Para el catedrático de Derecho Constitucional de la Universidad Complutense Ángel Sánchez Navarro, no se debe encarar la aprobación de la prórroga del estado de alarma como un “todo o nada”, ya que recuerda que el Pleno del Congreso puede ”influir” en él y ”condicionar el contenido”. No obstante, ha apuntado que si el actual estado de alarma decae, “se vuelve a la normalidad” porque ”todo lo que no está prohibido está permitido para el pueblo”. Con todo, sí que cree posible cierta coordinación desde el Estado ateniéndose a la Ley General de Salud Pública, pero ha señalado que la organización es descentralizada y el papel protagónico lo tendrían las autonomías y no el Gobierno central.

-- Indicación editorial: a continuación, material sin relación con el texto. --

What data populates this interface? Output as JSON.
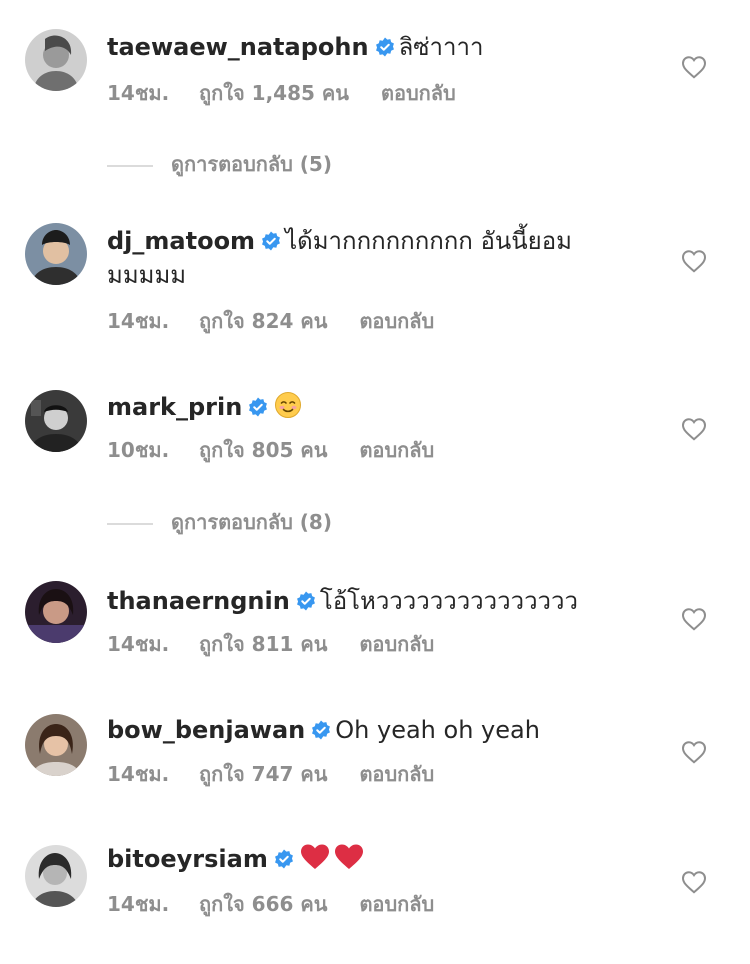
{
  "ui": {
    "time_suffix": "ชม.",
    "likes_prefix": "ถูกใจ",
    "likes_suffix": "คน",
    "reply_label": "ตอบกลับ",
    "view_replies_prefix": "ดูการตอบกลับ",
    "verified_icon": "verified-badge-icon",
    "like_icon": "heart-outline-icon",
    "accent_color": "#3897f0",
    "meta_color": "#8e8e8e"
  },
  "comments": [
    {
      "username": "taewaew_natapohn",
      "text": "ลิซ่าาาา",
      "time": "14ชม.",
      "likes": "ถูกใจ 1,485 คน",
      "reply": "ตอบกลับ",
      "view_replies": "ดูการตอบกลับ (5)"
    },
    {
      "username": "dj_matoom",
      "text_line1": "ได้มากกกกกกกกก อันนี้ยอม",
      "text_line2": "มมมมม",
      "time": "14ชม.",
      "likes": "ถูกใจ 824 คน",
      "reply": "ตอบกลับ"
    },
    {
      "username": "mark_prin",
      "text_emoji": "smiling-face-emoji",
      "time": "10ชม.",
      "likes": "ถูกใจ 805 คน",
      "reply": "ตอบกลับ",
      "view_replies": "ดูการตอบกลับ (8)"
    },
    {
      "username": "thanaerngnin",
      "text": "โอ้โหววววววววววววววว",
      "time": "14ชม.",
      "likes": "ถูกใจ 811 คน",
      "reply": "ตอบกลับ"
    },
    {
      "username": "bow_benjawan",
      "text": "Oh yeah oh yeah",
      "time": "14ชม.",
      "likes": "ถูกใจ 747 คน",
      "reply": "ตอบกลับ"
    },
    {
      "username": "bitoeyrsiam",
      "text_emoji": "two-red-hearts-emoji",
      "time": "14ชม.",
      "likes": "ถูกใจ 666 คน",
      "reply": "ตอบกลับ"
    }
  ]
}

En este punto está de acuerdo la magistrada Natalia Velilla, quien afirma que el Ejecutivo de Pedro Sánchez tendría complicado adoptar medidas generalizadas en caso de que no se prorrogue el estado de alarma, ya que si bien las leyes de salud pública permiten medidas de contención, éstas han de ser individualizadas y no generales.

La Ley General de Salud Pública, ha explicado, es una norma ordinaria que sirve de marco para homogeneizar normas, pero las competencias recaen en las comunidades. En todo caso, el Gobierno podría recurrir a la Ley Orgánica de Medidas Especiales en Materia de Salud Pública, que sí prevé la restricción de determinados derechos para proteger la salud general, como la limitación de actividades que no impliquen una vulneración de derechos fundamentales como la afluencia a espectáculos públicos. Por otro lado, la magistrada recuerda que el estado de alarma se ideó para casos muy concretos como desastres naturales, desabastecimiento de petróleo, etc., por lo que avisa de que alargarlo mucho más en el tiempo convierte la excepcionalidad en norma.